@ignitionai/core
Single responsibility: define the contract between your world and the training loop. Everything else in IgnitionAI is a plugin on top of this package.
Source: packages/core/src/ on GitHub.
Install
npm install @ignitionai/coreYou almost never install core alone — you typically install it together with a backend like @ignitionai/backend-tfjs. But the types and the TrainingEnv interface come from here, so it’s still the first package to understand.
Public API surface
| Export | Kind | Purpose |
|---|---|---|
IgnitionEnv | class | Base training environment. Orchestrates agent + env + loop. Extended by backends. |
TrainingEnv | type | Interface you implement to describe your world. |
InferenceEnv | type | Same idea, for inference-only deployment. |
AgentInterface | type | Contract every agent (DQN, PPO, Q-Table, OnnxAgent, …) must satisfy. |
AgentFactory | type | A function (config) => AgentInterface. Backends register one per algorithm. |
AlgorithmType | type | String literal union: `‘dqn' |
CheckpointableAgent | type | Extension of AgentInterface for agents that can save/load weights. |
Experience | type | One transition tuple (state, action, reward, nextState, terminated, truncated). |
StepResult | type | Return type of one env step. |
ActionSpace / ObservationSpace | types | Typed descriptions of action/observation shapes. |
DiscreteSpace / BoxSpace / MultiDiscreteSpace | types | The three kinds of spaces. |
mergeDefaults | function | Utility used by backends to merge user config with algorithm defaults. |
validateTrainingEnv / validateInferenceEnv | functions | Runtime checks that a user-provided env satisfies the interface. |
ExperienceSchema | Zod schema | Validation schema for Experience objects. |
The TrainingEnv interface — the contract you implement
This is the whole contract between your game world and the framework:
export interface TrainingEnv {
/** Available actions: named list or count */
actions: string[] | number
/** Return the current observation as a number array */
observe(): number[]
/** Apply an action to the environment */
step(action: number | number[]): void
/** Return the reward for the current state */
reward(): number
/** Return true if the episode is over */
done(): boolean
/** Reset the environment for a new episode */
reset(): void
}Five methods and one property. That’s it.
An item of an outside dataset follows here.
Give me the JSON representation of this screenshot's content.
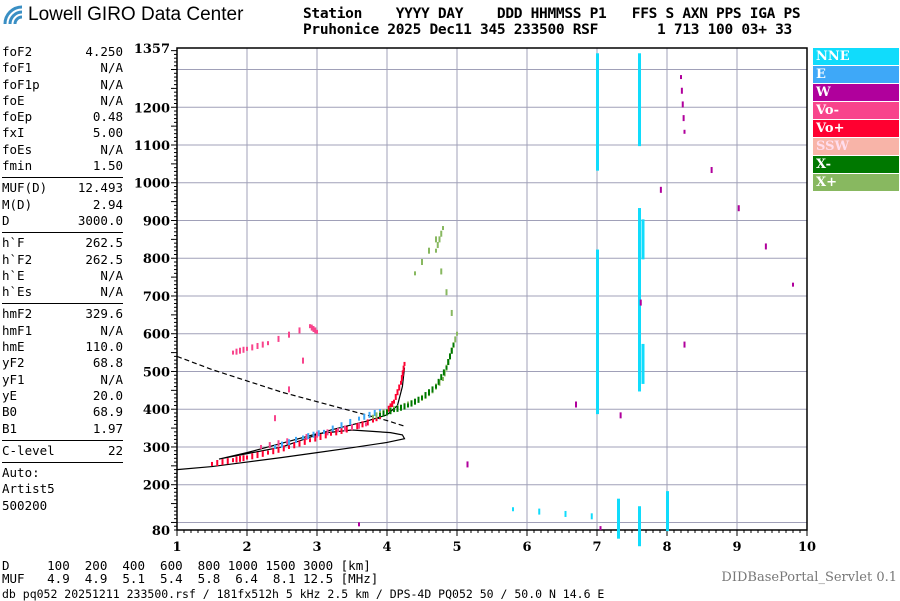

actions— either a string list (e.g.,['left', 'right']) or an integer count. The framework usesactions.length(or the integer) to deduce the agent’s output size.observe()— return a flatnumber[]describing the current state. Normalize values to roughly[-1, 1]for best results. The length of this array is the agent’s input size.step(action)— apply the action to your world. Move the cart, spawn the enemy, advance the physics. No return value.reward()— score the current state. Can be negative (penalty), positive (reward), or zero.done()— true if the episode should end. The framework will callreset()automatically on the next step.reset()— restore your world to a fresh starting state. Should be called fromdone() === true.
There’s no implicit global state. There’s no hidden context passed around. If the framework needs to know something about your world, it calls one of these methods to find out.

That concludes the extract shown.